Erciyesspor'un Avrupa serüveni Madrid'de bitmişti aslında. Sadece prestij ve ülke puanına katkı sağlama adına önemliydi dünkü karşılaşma. İftarın tribünleri vurduğu bir günde mucize beklenmiyordu Erciyesspor'dan ama en azından iyi bir mücadele ve anlamlı bir veda isteniyordu. Daha gözünü açmadan kalesinde iki gol gören bir takımdan ne kadar mücadele
beklenirse, Erciyesspor da o kadarını yaptı. Hatta daha fazlasını. İki takım arasındaki güçler farkını görmemezlikten gelmek Erciyesspor'a haksızlık olurdu. Kafasına göre takıldı İspanyol temsilcisi. Hiç kendini sıkmadı, kolay goller buldu. Kayseri'de dün gece sonucu daha önceden kestirilebilecek bir maça tanıklık etti tribünleri dolduran az sayıdaki taraftar.

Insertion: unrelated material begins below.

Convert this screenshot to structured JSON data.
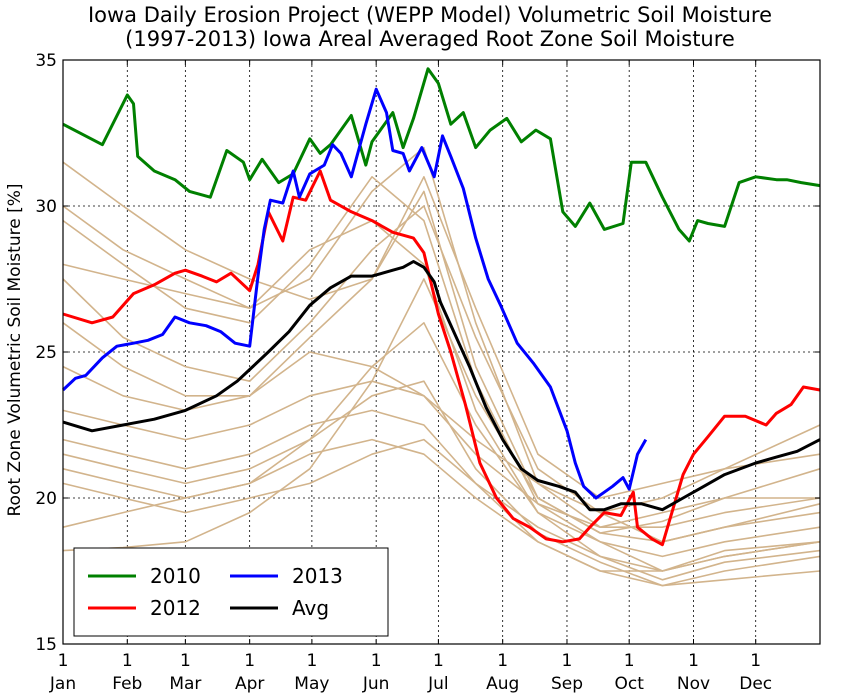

Şartlar eşit değildi Tarihinde ilk kez bir İspanyol takımını ağırlamanın onurunu yaşadı Kayseri. Ne diyelim; sağlık olsun, buraya kadarmış... Avrupa'da kısıtlı kadrosu ve sınırlı bütçesi ile bir tur geçen, Kayseri'ye ise bu onurunu yaşatan Erciyesspor'u, Atletico Madrid'e iki maçta da farklı mağlup olarak elendiği için eliştirmek haksızlık olur. Başta dediğim gibi iki takım arasında öylesine güç farkı var ki eşit şartlarda mücadele etmedi iki takım. Bırakın Erciyesspor'u şu anda Şampiyonlar Ligi'nde ülkemizi temsil eden takımlarımızın dahi terleyeceği bir takım karşısında Erciyesspor'dan daha büyük beklenti içerisine girmek hayalcilik olurdu. Sonuç olarak, Avrupa'da onurlu bir mücadele örneği gösteren ve gücü nispetinde elinden geleni yapan Erciyesspor'u yürekten kutluyorum.